A question about the product of primes

Question

Let $\mathbb{P}$ be the set of all primes in the natural numbers and let $p_i \in \mathbb{P}$ be the $i$th prime, $p_1=2$. Let $m = \prod_{i=1}^n (p_i)$. How many solutions does $x^2 + x \equiv 0 (\bmod m)$ have?

Conjecture: $2^n$.

Answer 1

Your conjecture is correct. Let $e_1,e_2,\dots,e_n$ be any sequence whose entries are $0$ or $-1$. There are $2^n$ such sequences.
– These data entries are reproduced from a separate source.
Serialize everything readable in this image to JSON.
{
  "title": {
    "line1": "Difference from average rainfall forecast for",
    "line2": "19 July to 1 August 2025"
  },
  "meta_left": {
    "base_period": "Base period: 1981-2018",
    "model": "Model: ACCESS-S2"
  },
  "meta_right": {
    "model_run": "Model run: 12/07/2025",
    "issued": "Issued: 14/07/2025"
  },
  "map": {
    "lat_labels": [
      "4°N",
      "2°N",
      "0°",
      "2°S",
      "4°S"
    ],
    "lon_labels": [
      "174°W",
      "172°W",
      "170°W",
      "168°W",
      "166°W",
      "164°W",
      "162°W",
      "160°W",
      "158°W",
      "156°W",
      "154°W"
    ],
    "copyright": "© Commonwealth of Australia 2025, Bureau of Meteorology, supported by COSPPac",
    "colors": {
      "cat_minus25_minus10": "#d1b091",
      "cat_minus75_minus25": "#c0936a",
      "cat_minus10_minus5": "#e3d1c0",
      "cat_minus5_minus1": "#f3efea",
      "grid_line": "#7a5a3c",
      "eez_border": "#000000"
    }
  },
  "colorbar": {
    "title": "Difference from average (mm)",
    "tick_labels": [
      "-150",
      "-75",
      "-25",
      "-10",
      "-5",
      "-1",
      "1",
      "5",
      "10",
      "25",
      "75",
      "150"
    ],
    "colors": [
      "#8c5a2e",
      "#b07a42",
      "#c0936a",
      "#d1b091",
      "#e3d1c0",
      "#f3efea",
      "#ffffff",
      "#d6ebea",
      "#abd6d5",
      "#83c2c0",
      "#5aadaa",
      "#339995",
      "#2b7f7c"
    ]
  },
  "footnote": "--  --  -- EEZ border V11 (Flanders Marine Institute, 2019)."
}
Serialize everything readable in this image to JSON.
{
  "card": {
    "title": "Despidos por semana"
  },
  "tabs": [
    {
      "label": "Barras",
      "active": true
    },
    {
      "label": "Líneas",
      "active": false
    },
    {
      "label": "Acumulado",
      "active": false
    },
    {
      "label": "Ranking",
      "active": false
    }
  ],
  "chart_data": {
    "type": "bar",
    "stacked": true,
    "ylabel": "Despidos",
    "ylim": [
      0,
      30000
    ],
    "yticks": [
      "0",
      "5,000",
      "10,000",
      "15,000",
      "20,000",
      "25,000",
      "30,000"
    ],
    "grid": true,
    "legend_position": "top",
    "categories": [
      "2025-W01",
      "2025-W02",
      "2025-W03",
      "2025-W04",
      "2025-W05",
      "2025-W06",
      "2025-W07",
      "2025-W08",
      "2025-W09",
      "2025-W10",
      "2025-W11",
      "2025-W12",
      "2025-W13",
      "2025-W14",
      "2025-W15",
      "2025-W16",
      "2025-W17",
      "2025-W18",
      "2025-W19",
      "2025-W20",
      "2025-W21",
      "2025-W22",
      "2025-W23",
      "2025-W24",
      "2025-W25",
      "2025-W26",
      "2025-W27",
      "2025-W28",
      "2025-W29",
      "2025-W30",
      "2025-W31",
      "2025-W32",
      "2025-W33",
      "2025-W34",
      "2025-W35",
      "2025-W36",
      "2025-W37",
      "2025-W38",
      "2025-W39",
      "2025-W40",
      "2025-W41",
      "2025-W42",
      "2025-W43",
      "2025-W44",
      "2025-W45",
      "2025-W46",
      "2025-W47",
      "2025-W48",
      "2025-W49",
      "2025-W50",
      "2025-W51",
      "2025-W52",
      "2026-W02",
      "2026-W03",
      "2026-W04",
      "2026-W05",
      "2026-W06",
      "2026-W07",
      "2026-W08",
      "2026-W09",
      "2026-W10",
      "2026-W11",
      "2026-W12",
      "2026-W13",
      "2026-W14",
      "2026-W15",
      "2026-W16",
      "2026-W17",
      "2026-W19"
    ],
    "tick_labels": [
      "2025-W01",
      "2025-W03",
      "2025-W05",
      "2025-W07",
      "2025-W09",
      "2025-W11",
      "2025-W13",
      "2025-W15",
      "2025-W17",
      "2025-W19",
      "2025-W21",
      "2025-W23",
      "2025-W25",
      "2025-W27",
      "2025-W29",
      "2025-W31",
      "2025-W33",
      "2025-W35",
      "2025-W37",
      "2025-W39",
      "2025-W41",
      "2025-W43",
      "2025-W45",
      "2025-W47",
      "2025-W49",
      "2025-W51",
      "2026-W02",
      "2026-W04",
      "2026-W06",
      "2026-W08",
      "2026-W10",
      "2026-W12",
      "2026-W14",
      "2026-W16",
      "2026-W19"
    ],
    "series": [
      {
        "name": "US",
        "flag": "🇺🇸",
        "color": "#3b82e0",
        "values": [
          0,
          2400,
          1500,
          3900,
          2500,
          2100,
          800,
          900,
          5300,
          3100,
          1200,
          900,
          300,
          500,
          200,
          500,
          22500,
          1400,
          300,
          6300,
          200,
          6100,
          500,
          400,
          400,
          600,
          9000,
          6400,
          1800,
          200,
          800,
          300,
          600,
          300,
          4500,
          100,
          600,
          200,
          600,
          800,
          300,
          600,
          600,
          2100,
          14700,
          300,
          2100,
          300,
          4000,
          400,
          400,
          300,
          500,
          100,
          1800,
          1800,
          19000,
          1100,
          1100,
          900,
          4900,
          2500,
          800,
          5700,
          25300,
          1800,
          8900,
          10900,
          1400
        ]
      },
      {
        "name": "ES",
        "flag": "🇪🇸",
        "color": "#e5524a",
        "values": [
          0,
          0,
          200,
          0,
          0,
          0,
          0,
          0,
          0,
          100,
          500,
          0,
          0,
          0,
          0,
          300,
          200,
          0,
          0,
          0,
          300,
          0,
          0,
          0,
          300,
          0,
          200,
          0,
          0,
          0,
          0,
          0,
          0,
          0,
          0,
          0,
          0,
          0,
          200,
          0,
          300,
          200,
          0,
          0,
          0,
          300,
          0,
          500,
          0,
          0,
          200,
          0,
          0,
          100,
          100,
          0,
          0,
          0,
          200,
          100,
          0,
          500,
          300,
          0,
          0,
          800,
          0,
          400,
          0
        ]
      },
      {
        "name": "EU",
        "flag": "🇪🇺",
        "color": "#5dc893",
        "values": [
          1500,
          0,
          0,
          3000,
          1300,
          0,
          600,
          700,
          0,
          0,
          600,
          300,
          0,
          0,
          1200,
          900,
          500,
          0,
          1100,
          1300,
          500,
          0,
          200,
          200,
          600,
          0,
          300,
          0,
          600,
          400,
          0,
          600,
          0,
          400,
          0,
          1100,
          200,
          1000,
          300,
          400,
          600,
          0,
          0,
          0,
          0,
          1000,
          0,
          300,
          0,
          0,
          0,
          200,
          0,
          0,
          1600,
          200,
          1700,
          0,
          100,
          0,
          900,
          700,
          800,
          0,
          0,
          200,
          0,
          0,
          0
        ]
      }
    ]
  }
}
By the Chinese Remainder Theorem, the system of congruences $x\equiv e_i\pmod{p_i}$ has a unique solution modulo $m$. Any such $x$ satisfies $x^2+x\equiv 0\pmod{p_i}$, and hence satisfies the congruence $x^2+x\equiv 0\pmod{m}$. So our congruence has at least $2^n$ solutions.

Note that any solution of $x^2+x\equiv 0\pmod{m}$ is a solution of $x^2+x\equiv 0\pmod{p_i}$, and these are $x\equiv 0\pmod{p_i}$ and $x\equiv -1\pmod{p_i}$. So our congruence has exactly $2^n$ solutions.